Toutefois, ces arguments fondés sur la totale réhabilitation en cours de l’immeuble et sur la définition de l’achèvement n’ont pas conduit le juge de l’impôt à considérer que l’immeuble était inachevé à la date à laquelle il fut acquis par la société requérante. La Cour de cassation a repris littéralement la définition de l’immeuble inachevé et la motivation dégagées par le jugement du tribunal de grande instance de Paris frappé de pourvoi. Trois arguments fondent la solution retenue.

• En premier lieu, la définition des immeubles inachevés, assimilés à des terrains à bâtir par l’article 691-1 du Code général des impôts (désormais article 1594 OG du même code) est spécifique à l’application de ces dispositions, compte tenu de leur assimilation à des terrains à bâtir.

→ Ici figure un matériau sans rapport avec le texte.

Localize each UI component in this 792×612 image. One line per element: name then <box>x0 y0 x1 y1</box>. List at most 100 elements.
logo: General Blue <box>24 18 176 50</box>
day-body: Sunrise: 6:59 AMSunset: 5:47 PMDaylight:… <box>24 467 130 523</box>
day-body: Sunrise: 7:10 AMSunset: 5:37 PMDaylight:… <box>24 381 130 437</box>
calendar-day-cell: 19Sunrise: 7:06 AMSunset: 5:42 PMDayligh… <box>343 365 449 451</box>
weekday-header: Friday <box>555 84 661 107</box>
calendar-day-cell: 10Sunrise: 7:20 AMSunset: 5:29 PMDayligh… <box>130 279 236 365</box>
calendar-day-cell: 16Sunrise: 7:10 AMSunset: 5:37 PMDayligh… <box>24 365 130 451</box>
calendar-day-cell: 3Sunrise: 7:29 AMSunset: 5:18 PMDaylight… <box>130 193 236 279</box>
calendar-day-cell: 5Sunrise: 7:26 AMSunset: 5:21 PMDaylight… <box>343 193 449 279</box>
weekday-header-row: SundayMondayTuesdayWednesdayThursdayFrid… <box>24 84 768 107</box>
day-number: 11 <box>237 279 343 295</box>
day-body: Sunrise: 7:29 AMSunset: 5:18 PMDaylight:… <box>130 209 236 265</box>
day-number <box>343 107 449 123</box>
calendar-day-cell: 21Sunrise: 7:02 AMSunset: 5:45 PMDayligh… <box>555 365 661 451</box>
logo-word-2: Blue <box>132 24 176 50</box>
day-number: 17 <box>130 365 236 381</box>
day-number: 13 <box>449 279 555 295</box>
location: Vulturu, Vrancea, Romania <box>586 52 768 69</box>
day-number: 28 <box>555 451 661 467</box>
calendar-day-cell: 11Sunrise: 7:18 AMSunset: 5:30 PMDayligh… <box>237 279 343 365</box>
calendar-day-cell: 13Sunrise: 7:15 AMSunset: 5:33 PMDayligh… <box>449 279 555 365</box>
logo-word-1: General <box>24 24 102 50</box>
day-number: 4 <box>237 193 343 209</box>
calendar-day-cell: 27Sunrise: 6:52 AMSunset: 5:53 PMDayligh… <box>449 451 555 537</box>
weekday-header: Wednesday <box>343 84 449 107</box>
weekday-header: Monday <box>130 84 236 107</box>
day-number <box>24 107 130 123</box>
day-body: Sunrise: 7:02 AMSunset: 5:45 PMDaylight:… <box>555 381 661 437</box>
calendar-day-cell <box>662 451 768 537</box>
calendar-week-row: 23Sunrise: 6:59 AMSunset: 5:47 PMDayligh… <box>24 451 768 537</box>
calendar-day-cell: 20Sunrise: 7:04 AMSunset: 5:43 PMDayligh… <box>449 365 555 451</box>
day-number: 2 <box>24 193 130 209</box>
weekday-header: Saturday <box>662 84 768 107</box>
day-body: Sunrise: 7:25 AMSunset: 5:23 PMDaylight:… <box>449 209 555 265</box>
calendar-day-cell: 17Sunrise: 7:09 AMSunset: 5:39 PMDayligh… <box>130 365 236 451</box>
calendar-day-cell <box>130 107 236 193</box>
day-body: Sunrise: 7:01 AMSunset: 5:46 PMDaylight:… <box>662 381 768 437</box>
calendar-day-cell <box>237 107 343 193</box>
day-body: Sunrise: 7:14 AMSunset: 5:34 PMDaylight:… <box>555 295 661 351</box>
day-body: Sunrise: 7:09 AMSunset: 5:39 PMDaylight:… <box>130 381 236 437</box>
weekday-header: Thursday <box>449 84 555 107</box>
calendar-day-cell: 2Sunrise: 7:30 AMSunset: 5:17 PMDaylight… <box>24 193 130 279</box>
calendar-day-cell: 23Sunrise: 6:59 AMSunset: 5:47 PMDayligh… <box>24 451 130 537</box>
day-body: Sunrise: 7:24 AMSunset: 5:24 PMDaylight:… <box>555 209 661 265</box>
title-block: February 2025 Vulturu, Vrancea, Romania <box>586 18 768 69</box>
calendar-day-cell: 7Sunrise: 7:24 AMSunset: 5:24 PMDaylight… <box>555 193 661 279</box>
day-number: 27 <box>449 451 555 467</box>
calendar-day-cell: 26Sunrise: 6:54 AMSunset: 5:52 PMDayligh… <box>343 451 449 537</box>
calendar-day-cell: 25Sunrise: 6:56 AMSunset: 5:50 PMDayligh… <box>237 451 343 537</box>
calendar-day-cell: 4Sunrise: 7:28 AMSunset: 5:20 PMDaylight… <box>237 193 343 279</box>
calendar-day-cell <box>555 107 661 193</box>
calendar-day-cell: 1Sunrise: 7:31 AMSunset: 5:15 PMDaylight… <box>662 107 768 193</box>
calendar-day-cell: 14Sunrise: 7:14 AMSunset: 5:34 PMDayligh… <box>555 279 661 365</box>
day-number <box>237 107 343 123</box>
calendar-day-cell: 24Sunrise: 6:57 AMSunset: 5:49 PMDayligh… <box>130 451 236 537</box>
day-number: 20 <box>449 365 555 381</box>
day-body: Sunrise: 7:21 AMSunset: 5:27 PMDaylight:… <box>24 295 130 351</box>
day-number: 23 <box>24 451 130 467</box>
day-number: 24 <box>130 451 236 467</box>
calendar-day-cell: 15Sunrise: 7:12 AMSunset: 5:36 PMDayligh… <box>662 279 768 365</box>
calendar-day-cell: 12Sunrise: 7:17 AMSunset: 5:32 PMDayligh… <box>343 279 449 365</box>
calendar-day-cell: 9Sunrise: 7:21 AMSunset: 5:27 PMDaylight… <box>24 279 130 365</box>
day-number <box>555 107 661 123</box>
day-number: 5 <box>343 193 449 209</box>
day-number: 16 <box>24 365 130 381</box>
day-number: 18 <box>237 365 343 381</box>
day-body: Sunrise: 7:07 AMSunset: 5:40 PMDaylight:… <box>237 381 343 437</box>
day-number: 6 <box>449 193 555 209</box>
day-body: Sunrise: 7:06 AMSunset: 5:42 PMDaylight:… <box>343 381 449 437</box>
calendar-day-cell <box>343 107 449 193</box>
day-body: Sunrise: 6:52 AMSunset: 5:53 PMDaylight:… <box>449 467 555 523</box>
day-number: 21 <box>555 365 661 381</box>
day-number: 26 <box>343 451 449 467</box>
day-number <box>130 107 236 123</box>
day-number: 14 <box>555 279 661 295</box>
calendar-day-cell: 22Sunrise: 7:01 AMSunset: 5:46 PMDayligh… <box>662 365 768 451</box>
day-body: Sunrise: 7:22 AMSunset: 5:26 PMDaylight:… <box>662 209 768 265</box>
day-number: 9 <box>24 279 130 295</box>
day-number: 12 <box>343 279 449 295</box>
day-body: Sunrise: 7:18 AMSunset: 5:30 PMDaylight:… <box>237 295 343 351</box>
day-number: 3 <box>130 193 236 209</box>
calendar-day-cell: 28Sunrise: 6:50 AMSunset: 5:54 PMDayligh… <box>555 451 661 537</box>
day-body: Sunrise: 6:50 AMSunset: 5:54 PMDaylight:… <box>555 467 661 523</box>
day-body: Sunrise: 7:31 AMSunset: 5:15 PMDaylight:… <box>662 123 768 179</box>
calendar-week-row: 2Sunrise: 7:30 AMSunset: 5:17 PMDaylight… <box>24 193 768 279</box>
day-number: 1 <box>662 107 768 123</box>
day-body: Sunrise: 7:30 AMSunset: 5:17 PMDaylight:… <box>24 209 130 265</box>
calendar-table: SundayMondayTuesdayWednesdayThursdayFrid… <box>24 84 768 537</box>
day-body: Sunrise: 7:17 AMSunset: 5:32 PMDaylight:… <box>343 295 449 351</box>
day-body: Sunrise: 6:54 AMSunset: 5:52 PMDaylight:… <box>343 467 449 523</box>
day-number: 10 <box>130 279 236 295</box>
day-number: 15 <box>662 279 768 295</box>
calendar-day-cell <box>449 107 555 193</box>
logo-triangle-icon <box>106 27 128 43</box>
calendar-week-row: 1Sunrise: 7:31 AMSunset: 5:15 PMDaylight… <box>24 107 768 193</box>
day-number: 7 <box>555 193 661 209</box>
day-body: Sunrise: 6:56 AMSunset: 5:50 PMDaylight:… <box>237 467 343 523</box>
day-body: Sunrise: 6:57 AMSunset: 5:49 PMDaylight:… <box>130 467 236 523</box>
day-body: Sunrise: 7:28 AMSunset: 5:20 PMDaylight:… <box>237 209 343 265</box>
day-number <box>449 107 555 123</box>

• En deuxième lieu, la définition de l’immeuble inachevé, assimilé à un terrain à bâtir, ne saurait résulter d’une interprétation a contrario de l’article 257-7° du Code général des impôts qui soumet à la TVA immobilière les cessions d’immeubles neufs effectuées dans les cinq ans suivant leur achèvement. En conséquence, la définition de l’achèvement de l’immeuble, dégagée par l’article 258 de l’annexe II, et résultant de la réunion des conditions d’habitabilité ou de l’occupation de l’immeuble neuf, est inapplicable lorsqu’il s’agit de définir l’immeuble inachevé assimilable à un terrain à bâtir.

• Il en résulte, en troisième lieu, une définition positive de l’immeuble inachevé. La Cour de cassation reprend à son compte l’élégante définition dégagée par les juges du fond selon laquelle l’immeuble inachevé est celui dont la construction ou la reconstruction a été interrompue. Cette définition suggère que l’immeuble inachevé n’est pas seulement celui qui, au moment de l’acquisition, a fait l’objet de travaux, même très importants, laissés en cours de réalisation. C’est l’immeuble qui a fait l’objet, avant son acquisition, d’une restructuration dont l’ampleur aurait permis de l’assimiler à une construction neuve.